In December 2014 the main Shia opposition leader in Bahrain, Sheikh Ali Salman, has been jailed for four years for inciting hatred, promoting disobedience and “insulting” public institutions. The charges relate to a series of statements by Sheikh Salman made in a public speech last year.
Bloggers and Internet Activists
Abduljalil al-Singace, a Bahraini engineer, blogger and human rights activist, was arrested in 2011, and sentenced to life imprisonment for pro-democracy activism during the Bahraini uprising.
Jaleela al-Sayed was arrested on 10 February 2015 after security forces raided her house. She was charged with misusing social media, inciting hatred against the government and insulting the king on the social media website Twitter. Jaleela is currently held at the Isa Town Women’s Prison.
Blogger and Internet activist Ali Al-Mearaj was arrested on 6 January 2014 accused of misusing information technology and insulting the King in his blog “Awal Pearl”. On 9 April 2014, he was sentenced to 30 months in prison. His next appeal hearing is on 1 December 2015.
Jassim Al-Nuaimi, an Internet activist, was apprehended from his own house by masked security men on 31 July 2013. Four days after his arrest, he was sent to prison under the charges of inciting anti-government hatred and posting messages on social media calling for illegal demonstrations. During a hearing he testified he was not present in the country and that he had already sold his computer by the time the alleged messages were posted. On 28 April 2014, the criminal court sentenced Jassim to five years in prison.
In October 2015, security forces raided the house of Ebrahim Karimi. He was taken to the Criminal Investigation Directorate. Security forces interrogated Ebrahim about posts on the Twitter handler “FreejKarimi”. The public prosecution charged Ebrahim with, among others, inciting hatred against the government, insulting the king and misuse of social media. In 2012, the Government of Bahrain had revoked the citizenship of Ebrahim through an administrative decision and the court ordered him later to deportation which he is appealing.  
In September 2015, security forces arrested two Internet activists, the owner of the Twitter handlers “BuKhamis” and “HajiAhmed”. The Ministry of Interior announced that it had arrested them because of posts on Twitter deemed insulting to the country’s martyrs in Yemen, after they posted tweets in which they denounced and criticized Bahrain’s participation in the military operation in Yemen.

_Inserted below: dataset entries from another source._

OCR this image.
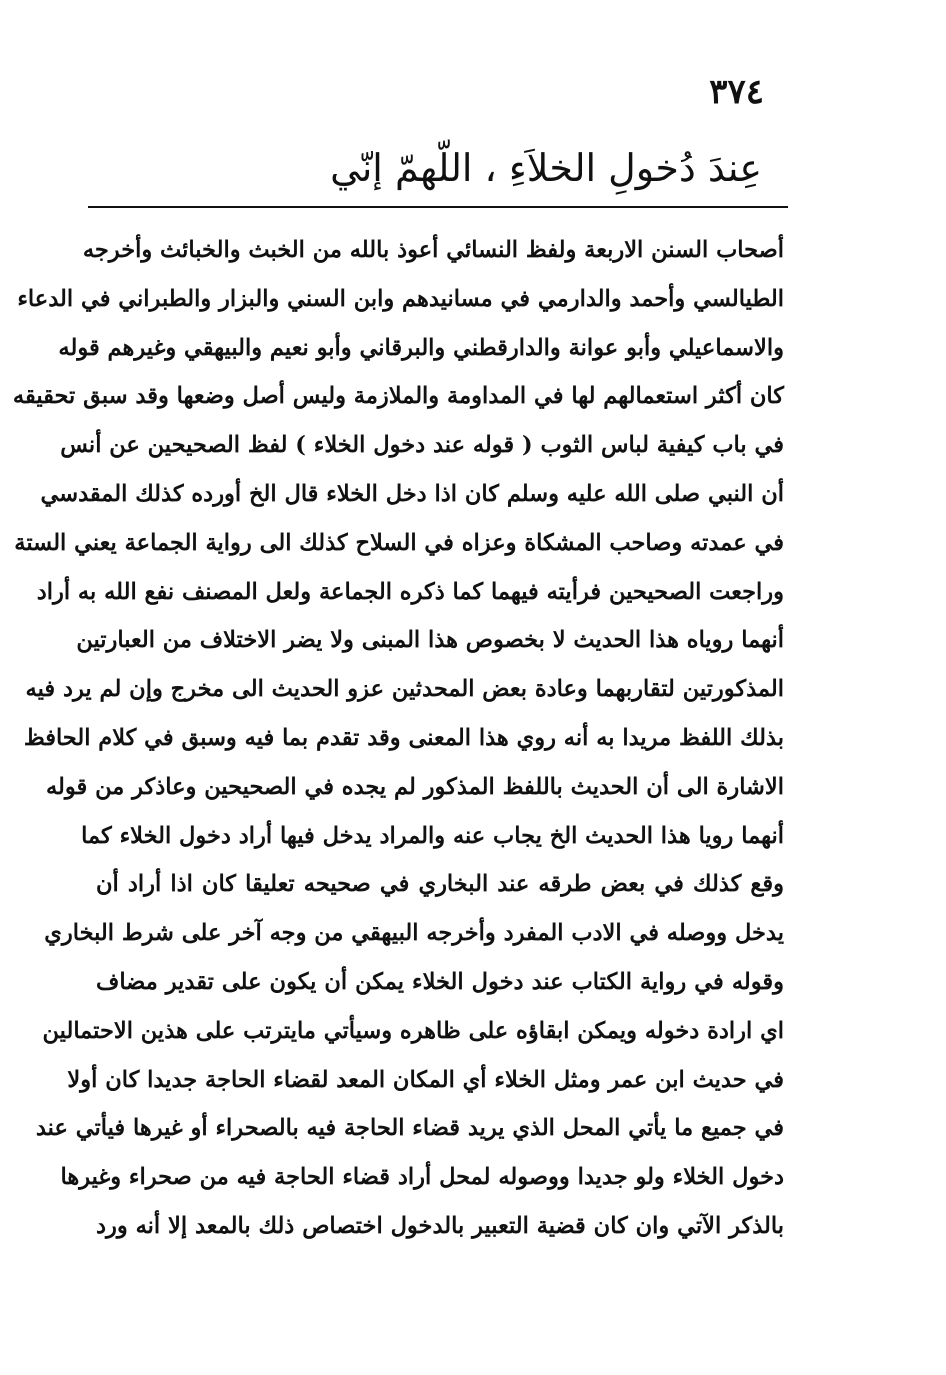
٣٧٤
عِندَ دُخولِ الخلاَءِ ، اللّهمّ إنّي
أصحاب السنن الاربعة ولفظ النسائي أعوذ بالله من الخبث والخبائث وأخرجه
الطيالسي وأحمد والدارمي في مسانيدهم وابن السني والبزار والطبراني في الدعاء
والاسماعيلي وأبو عوانة والدارقطني والبرقاني وأبو نعيم والبيهقي وغيرهم قوله
كان أكثر استعمالهم لها في المداومة والملازمة وليس أصل وضعها وقد سبق تحقيقه
في باب كيفية لباس الثوب ( قوله عند دخول الخلاء ) لفظ الصحيحين عن أنس
أن النبي صلى الله عليه وسلم كان اذا دخل الخلاء قال الخ أورده كذلك المقدسي
في عمدته وصاحب المشكاة وعزاه في السلاح كذلك الى رواية الجماعة يعني الستة
وراجعت الصحيحين فرأيته فيهما كما ذكره الجماعة ولعل المصنف نفع الله به أراد
أنهما روياه هذا الحديث لا بخصوص هذا المبنى ولا يضر الاختلاف من العبارتين
المذكورتين لتقاربهما وعادة بعض المحدثين عزو الحديث الى مخرج وإن لم يرد فيه
بذلك اللفظ مريدا به أنه روي هذا المعنى وقد تقدم بما فيه وسبق في كلام الحافظ
الاشارة الى أن الحديث باللفظ المذكور لم يجده في الصحيحين وعاذكر من قوله
أنهما رويا هذا الحديث الخ يجاب عنه والمراد يدخل فيها أراد دخول الخلاء كما
وقع كذلك في بعض طرقه عند البخاري في صحيحه تعليقا كان اذا أراد أن
يدخل ووصله في الادب المفرد وأخرجه البيهقي من وجه آخر على شرط البخاري
وقوله في رواية الكتاب عند دخول الخلاء يمكن أن يكون على تقدير مضاف
اي ارادة دخوله ويمكن ابقاؤه على ظاهره وسيأتي مايترتب على هذين الاحتمالين
في حديث ابن عمر ومثل الخلاء أي المكان المعد لقضاء الحاجة جديدا كان أولا
في جميع ما يأتي المحل الذي يريد قضاء الحاجة فيه بالصحراء أو غيرها فيأتي عند
دخول الخلاء ولو جديدا ووصوله لمحل أراد قضاء الحاجة فيه من صحراء وغيرها
بالذكر الآتي وان كان قضية التعبير بالدخول اختصاص ذلك بالمعد إلا أنه ورد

In January 2015, the Bahraini authorities arrested nine Internet activists for their posts on Twitter deemed critical of the late Saudi King Abdulla Alsaud. These men are: Mohammed Saeed Al Adraj, Mohammed Ahmed Ali, Yousif Fadhel Salman, Abas Ali Ahmed, Kameel Ibrahim Yousif, and Hussain Mohammed Ahmed. The Ministry of Interior stated that these individuals were arrested for “misuse of social media” and that they could face an imprisonment term of up to two years or a fine of up to BHD200 according to article 215 of Bahrain’s Penal Code which punishes with these terms whoever “offends in public a foreign country or an international organization based in Bahrain or its president or representative. The same penalty shall apply to a person who offends such organization’s flag or official emblem”.
Citizenship Revocations
In January 2015, the Government of Bahrain revoked the citizenship of 72 Bahrainis, of whom the majority were activists, on grounds of damaging national security. The list included four journalists and bloggers. They are: the founder of BahrainOnline forum, Ali Abdel Imam; founder and chief editor of Bahrain Mirror, Ali al-Dairi; journalist Abbas Busafwan; and blogger Hussein Yousef. The authorities stated that their citizenship was revoked because of “acts resulted in harming the Kingdom’s interest”, thus the measures were implemented in part to “preserve security and stability and fight the danger of terrorist threats”. It is the largest number of Bahrainis to be stripped of their nationality since 2013.